Professor Joachim Krenn
Director of the Institute of Nanostructured Materials and Photonics
University of Graz, Austria
Date: Wednesday 12 December
Venue: Building 2/Room 1039 (LT/K)
Time: 2pm
Polaritonic modes at the interface of a metal and a dielectric – surface plasmons – feature specific properties as surface wave character, field enhancement and femtosecond lifetimes, making them particularly appealing for both fundamental research and photonic applications. In this context I will review recent progress in the development of plasmonic functionality, enabling quasi-two-dimensional microscopes or interfermeters.

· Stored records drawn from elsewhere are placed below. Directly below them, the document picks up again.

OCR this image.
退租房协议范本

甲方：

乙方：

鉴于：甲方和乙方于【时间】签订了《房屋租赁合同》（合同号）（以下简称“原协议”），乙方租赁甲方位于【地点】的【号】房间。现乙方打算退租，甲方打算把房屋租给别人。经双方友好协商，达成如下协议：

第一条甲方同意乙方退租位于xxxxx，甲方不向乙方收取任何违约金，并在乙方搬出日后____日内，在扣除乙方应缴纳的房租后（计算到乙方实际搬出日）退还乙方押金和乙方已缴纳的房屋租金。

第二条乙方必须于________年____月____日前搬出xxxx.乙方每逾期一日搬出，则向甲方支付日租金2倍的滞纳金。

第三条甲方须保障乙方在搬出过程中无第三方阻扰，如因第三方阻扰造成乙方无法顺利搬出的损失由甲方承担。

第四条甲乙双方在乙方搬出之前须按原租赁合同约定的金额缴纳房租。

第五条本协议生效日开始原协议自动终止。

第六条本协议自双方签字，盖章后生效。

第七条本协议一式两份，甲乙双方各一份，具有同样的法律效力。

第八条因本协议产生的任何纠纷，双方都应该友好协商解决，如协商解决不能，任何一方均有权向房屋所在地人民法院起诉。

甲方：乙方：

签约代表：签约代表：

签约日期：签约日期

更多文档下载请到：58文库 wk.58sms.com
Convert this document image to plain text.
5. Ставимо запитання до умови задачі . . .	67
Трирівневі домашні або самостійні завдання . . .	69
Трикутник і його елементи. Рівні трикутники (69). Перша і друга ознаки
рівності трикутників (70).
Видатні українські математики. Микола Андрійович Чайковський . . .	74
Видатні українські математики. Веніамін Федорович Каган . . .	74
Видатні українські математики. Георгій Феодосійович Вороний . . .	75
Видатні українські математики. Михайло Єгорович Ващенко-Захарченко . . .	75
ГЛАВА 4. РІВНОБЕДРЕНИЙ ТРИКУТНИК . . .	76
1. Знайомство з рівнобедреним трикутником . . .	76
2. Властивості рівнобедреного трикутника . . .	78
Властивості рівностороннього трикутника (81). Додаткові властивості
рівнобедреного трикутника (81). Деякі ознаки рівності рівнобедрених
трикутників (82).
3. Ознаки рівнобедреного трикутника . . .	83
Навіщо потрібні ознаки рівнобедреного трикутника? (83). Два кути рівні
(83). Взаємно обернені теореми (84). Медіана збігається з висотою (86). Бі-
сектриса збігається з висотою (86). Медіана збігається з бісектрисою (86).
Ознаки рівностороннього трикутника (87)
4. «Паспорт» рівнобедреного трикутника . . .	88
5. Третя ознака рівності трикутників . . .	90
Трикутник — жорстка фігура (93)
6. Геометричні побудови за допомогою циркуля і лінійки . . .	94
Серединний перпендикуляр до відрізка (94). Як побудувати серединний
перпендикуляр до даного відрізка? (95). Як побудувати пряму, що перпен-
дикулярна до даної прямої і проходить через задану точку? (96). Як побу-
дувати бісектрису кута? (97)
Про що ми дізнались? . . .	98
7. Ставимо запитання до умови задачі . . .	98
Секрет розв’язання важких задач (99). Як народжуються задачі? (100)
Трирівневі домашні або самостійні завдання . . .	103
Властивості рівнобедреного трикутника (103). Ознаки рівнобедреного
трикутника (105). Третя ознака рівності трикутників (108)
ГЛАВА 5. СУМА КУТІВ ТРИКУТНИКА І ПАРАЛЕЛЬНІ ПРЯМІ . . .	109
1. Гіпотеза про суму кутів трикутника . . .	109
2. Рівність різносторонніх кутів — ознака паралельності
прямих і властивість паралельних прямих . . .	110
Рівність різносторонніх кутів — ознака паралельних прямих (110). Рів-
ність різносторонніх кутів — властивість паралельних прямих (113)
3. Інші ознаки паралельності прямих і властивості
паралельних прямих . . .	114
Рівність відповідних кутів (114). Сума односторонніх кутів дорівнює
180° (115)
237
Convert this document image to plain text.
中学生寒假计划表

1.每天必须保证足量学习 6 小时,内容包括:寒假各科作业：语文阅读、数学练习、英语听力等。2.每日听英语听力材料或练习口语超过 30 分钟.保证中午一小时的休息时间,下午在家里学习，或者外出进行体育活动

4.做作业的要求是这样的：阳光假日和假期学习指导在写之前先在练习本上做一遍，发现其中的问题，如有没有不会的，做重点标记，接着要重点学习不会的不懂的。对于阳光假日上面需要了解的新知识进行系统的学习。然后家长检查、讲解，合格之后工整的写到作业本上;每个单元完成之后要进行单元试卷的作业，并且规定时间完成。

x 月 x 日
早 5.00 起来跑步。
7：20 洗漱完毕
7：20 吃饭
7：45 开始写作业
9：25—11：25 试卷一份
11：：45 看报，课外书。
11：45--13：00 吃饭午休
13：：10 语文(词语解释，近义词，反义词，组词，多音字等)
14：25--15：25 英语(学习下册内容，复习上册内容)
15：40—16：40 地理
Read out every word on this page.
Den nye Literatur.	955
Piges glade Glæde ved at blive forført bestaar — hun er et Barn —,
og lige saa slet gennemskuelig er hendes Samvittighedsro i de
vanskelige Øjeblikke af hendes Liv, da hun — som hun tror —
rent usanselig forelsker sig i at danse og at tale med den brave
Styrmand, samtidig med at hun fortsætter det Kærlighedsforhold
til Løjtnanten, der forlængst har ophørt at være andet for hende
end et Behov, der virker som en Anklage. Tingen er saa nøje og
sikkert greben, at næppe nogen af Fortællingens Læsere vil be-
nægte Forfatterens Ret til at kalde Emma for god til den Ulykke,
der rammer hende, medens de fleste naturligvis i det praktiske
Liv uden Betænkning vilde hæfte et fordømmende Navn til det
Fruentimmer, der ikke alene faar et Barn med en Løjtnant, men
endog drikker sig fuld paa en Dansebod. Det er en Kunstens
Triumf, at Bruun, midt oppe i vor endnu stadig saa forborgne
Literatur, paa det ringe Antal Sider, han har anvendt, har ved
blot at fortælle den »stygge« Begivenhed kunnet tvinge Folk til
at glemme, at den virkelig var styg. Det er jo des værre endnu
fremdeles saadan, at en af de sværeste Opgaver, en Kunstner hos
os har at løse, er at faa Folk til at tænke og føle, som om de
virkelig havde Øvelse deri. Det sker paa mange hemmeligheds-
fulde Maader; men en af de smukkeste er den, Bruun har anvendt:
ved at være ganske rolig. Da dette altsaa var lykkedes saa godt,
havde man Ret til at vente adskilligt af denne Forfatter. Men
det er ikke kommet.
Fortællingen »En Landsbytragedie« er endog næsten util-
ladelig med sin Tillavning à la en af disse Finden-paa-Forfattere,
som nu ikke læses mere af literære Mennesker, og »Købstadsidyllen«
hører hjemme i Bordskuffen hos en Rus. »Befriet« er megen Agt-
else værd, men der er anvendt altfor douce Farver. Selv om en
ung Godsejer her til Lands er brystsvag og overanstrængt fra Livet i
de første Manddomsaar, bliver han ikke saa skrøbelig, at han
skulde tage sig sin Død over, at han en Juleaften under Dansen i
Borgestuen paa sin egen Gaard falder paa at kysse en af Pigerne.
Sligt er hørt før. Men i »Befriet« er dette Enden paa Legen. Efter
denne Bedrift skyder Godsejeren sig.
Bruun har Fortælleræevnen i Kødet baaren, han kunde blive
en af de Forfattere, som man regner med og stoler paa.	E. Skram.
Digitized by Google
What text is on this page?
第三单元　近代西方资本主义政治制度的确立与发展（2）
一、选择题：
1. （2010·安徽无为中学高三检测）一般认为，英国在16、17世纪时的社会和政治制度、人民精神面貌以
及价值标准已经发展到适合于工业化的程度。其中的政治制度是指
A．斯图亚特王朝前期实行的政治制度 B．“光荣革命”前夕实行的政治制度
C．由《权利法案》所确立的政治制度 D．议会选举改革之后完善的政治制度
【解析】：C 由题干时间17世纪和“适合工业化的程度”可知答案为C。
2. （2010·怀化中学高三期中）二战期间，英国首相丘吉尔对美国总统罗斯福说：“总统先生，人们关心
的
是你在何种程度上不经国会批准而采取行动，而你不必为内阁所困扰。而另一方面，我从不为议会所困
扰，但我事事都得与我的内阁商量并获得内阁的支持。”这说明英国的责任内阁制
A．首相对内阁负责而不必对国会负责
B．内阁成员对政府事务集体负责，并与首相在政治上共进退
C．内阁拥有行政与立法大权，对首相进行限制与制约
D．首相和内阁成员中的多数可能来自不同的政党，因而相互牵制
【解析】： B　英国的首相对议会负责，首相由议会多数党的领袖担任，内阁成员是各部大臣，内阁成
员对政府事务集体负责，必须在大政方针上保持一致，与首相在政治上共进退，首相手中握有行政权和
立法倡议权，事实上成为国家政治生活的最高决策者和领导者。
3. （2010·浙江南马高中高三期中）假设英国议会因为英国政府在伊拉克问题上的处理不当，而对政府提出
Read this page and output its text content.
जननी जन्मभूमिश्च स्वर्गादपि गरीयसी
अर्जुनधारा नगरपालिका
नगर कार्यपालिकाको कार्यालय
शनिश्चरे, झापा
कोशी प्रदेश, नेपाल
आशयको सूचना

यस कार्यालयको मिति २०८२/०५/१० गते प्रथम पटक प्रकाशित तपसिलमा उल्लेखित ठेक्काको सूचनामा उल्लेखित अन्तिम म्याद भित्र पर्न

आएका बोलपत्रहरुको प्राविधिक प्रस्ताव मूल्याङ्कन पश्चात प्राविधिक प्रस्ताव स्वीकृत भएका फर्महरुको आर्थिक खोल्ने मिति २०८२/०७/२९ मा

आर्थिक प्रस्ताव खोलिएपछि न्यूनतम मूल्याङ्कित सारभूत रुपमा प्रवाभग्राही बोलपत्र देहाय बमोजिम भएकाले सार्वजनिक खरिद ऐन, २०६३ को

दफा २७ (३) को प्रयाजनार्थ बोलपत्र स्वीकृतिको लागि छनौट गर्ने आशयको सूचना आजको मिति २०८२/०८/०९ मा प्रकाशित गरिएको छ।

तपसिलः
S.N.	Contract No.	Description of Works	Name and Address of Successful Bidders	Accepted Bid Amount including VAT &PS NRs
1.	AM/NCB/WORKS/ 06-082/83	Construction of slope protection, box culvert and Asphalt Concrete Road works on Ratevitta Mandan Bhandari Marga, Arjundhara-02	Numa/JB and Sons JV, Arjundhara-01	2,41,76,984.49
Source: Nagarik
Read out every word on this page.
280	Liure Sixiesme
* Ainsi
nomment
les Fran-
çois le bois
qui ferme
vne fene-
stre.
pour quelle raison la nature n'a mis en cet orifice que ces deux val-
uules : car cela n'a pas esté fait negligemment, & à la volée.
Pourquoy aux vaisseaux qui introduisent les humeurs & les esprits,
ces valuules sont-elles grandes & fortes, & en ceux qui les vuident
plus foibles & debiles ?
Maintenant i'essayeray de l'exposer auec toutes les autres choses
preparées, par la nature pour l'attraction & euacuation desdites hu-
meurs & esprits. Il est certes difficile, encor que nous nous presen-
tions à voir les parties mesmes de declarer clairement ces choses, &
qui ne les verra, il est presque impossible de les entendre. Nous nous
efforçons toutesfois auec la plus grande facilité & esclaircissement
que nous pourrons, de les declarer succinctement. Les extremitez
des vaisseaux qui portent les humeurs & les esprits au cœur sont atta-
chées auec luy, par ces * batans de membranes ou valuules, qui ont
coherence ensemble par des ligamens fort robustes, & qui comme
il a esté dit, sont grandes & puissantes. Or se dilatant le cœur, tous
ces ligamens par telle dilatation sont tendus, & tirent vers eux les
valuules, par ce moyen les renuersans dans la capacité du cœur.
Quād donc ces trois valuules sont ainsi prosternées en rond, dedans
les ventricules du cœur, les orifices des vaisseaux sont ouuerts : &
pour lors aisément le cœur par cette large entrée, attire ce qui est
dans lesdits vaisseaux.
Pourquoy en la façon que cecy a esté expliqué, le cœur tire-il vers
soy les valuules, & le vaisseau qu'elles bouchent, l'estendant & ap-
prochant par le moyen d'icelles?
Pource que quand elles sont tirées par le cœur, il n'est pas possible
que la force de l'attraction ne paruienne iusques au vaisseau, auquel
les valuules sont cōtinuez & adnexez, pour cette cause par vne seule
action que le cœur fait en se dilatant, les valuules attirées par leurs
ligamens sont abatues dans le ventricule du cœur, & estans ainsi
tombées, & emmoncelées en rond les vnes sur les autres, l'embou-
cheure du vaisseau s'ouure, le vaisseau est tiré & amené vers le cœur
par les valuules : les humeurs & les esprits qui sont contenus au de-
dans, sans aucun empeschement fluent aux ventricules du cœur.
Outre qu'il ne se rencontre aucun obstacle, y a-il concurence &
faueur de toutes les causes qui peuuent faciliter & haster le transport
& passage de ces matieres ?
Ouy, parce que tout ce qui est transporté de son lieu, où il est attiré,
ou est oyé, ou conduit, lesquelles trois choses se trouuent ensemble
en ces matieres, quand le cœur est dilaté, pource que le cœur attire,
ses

Joachim Krenn received his Ph.D. degree from the University of Graz, Austria in 1996, spent a postdoctoral year in 1998 in Dijon, France and was appointed Associate Professor in Graz in 2002. Since 2007 and in parallel to his university position, Joachim Krenn is the head of the Joanneum Research Institute for Nanostructured Materials and Photonics in Weiz, Austria, with 25 staff members. His research interests encompass the optics of nanoscopic systems, plasmonic effects of metal nanostructures, molecules in nanoscale environments and organic opto-electronics. Joachim Krenn is author or co-author of more than 100 publications in international peer-reviewed journals, editorial board member of the Springer journals Applied Physics A and Plasmonics and was chairman of the international conference Surface Plasmon Photonics 2 in 2005.